Is Real Estate Agent Cash Back Taxable in US (1099 MISC?)
Real estate cash back is not taxable. Agent should not issue form 1099-MISC. IRS considers rebate as discount on home purchase price. No need to show on 1040 return.
Many states in the US like Texas and Georgia allow real estate cash back legally. Many people have asked me if this cashback is taxable and should it be shown on their annual US 1040 tax returns?
The good news is that the agent cash back after closing in the US is not taxable in your hands. You can safely keep the full amount and use is to buy furniture for your new home.
New Construction Home 5% Cash Back
New construction property 5% cashback is popular with H1B workers and is normally offered by agents in high competition markets such as Dallas.
The incentive is given specifically in new homes as the agent does not have much to do in the deal between buyer and developer.
- A buyer would normally just look at a newly constructed home, make a buying decision, and would involve the real estate agent at the time of signing the sale contract.
- The agent would receive a 3-5% sales commission from the builder and then would pass on the whole amount to the buyer by just keeping about USD $1000 as his own cost.
Real estate agents in Atlanta also do the same because they can get good revenue even if they just keep 1k for every sale and that too without doing anything in the wholesale transaction. It is not common in some states like Massachusetts.
Real Estate Agent Issued Form 1099-MISC
As per Turbo Tax, you do not need to worry even if the agent has issued you form 1099-MISC as real estate commission rebates are not taxable income.
Turbo tax suggests that you should ask for a corrected 1099-MISC from your real estate agent to avoid paying tax on your 1040 return. In-home purchase money back program, there is no 1099-MISC required.
The other tax filing software or companies like e-file, freeTaxUSA, and Liberty Tax, HR block should also help you save tax on real estate commission too.
Note that Indian bank NRO, NRE interest is taxable in the US even though Indian bank does not issue form 1099-INT.
IRS Rule for Property Purchase Cash Back
IRS had clarified that any cashback received from a developer or real estate agent is not taxable as it is a rebate that you received on a purchasing price.
- You purchased a home directly from a builder like Landon homes in Dallas for $500k.
- There is a broker who sent you cash back check of $24k, which is roughly 5% commission after keeping 1k as his own commission.
This cashback is considered a rebate (or credits) by IRS and hence is not taxable on your 1040 return.
As per IRS, down payment assistance received by a home purchaser represents a rebate or an adjustment to the purchase price, and, as such, is not included in a purchaser’s gross income.
Here is IRS ruling:
Open in New Window >
Similarly, if you buy or lease a car with a manufacturer cashback rebate, you do not include it in your gross income on a 1040 tax return.

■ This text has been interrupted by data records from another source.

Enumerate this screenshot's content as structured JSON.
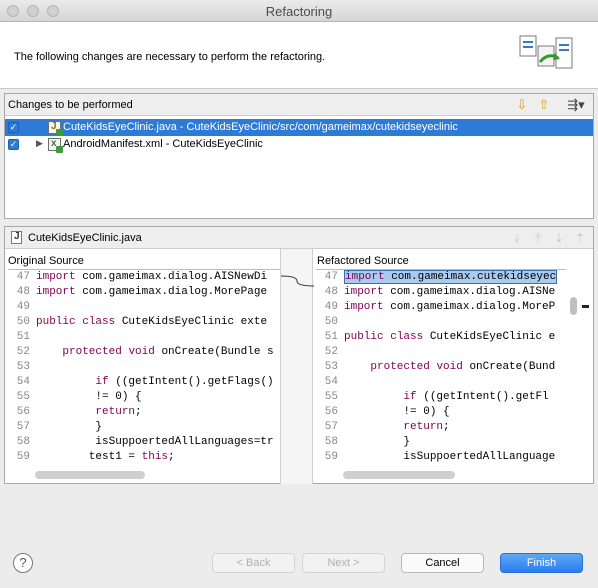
{
  "window": {
    "title": "Refactoring"
  },
  "header": {
    "message": "The following changes are necessary to perform the refactoring."
  },
  "changes": {
    "heading": "Changes to be performed",
    "items": [
      {
        "label": "CuteKidsEyeClinic.java - CuteKidsEyeClinic/src/com/gameimax/cutekidseyeclinic",
        "checked": true,
        "selected": true
      },
      {
        "label": "AndroidManifest.xml - CuteKidsEyeClinic",
        "checked": true,
        "selected": false
      }
    ]
  },
  "compare": {
    "filename": "CuteKidsEyeClinic.java",
    "original_title": "Original Source",
    "refactored_title": "Refactored Source",
    "original_lines": [
      {
        "n": "47",
        "t": "import com.gameimax.dialog.AISNewDi"
      },
      {
        "n": "48",
        "t": "import com.gameimax.dialog.MorePage"
      },
      {
        "n": "49",
        "t": ""
      },
      {
        "n": "50",
        "t": "public class CuteKidsEyeClinic exte"
      },
      {
        "n": "51",
        "t": ""
      },
      {
        "n": "52",
        "t": "    protected void onCreate(Bundle s"
      },
      {
        "n": "53",
        "t": ""
      },
      {
        "n": "54",
        "t": "         if ((getIntent().getFlags()"
      },
      {
        "n": "55",
        "t": "         != 0) {"
      },
      {
        "n": "56",
        "t": "         return;"
      },
      {
        "n": "57",
        "t": "         }"
      },
      {
        "n": "58",
        "t": "         isSuppoertedAllLanguages=tr"
      },
      {
        "n": "59",
        "t": "        test1 = this;"
      }
    ],
    "refactored_lines": [
      {
        "n": "47",
        "t": "import com.gameimax.cutekidseyec",
        "hl": true
      },
      {
        "n": "48",
        "t": "import com.gameimax.dialog.AISNe"
      },
      {
        "n": "49",
        "t": "import com.gameimax.dialog.MoreP"
      },
      {
        "n": "50",
        "t": ""
      },
      {
        "n": "51",
        "t": "public class CuteKidsEyeClinic e"
      },
      {
        "n": "52",
        "t": ""
      },
      {
        "n": "53",
        "t": "    protected void onCreate(Bund"
      },
      {
        "n": "54",
        "t": ""
      },
      {
        "n": "55",
        "t": "         if ((getIntent().getFl"
      },
      {
        "n": "56",
        "t": "         != 0) {"
      },
      {
        "n": "57",
        "t": "         return;"
      },
      {
        "n": "58",
        "t": "         }"
      },
      {
        "n": "59",
        "t": "         isSuppoertedAllLanguage"
      }
    ]
  },
  "buttons": {
    "back": "< Back",
    "next": "Next >",
    "cancel": "Cancel",
    "finish": "Finish",
    "help": "?"
  },
  "icons": {
    "move_down": "arrow-down-icon",
    "move_up": "arrow-up-icon",
    "filter": "filter-menu-icon"
  },
  "colors": {
    "selection": "#2e7ad7",
    "primary_button": "#2a7cf0",
    "keyword": "#7f0055"
  }
}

The rebate is considered an adjustment to the purchase price of the automobile.
Should Agent Issue 1099-MISC?
As given in the IRS ruling, your real estate agent is not required to make a return under section 6041 of the Code for payments as these payments are not considered your (home buyer’s) income.
Your real estate agent should not be filing any IRS reporting forms for cashback.
The broker should reduce the cashback amount from his own gross income while filing its own income tax return.
Real estate agent cash back is not taxable in the US.
The buyer’s real estate agent is not required to issue 1099-MISC for cashback payments.
You should ask your agent to withdraw the Form 1099-MISC if they have issued it.
If your agent is not ready to withdraw the 1099 MISC for cash back, then you can show it on your tax return and claim that it is not taxable.
You would need to prepare a paper-based return. You cannot e-file if you have this 1099 MISC from the broker that needs to be negated.
Do not add the 1099-MISC income on your 1040 return.
Attach a cover letter explaining why this cashback (1099-MISC) is not reported by including a copy of the above IRS ruling.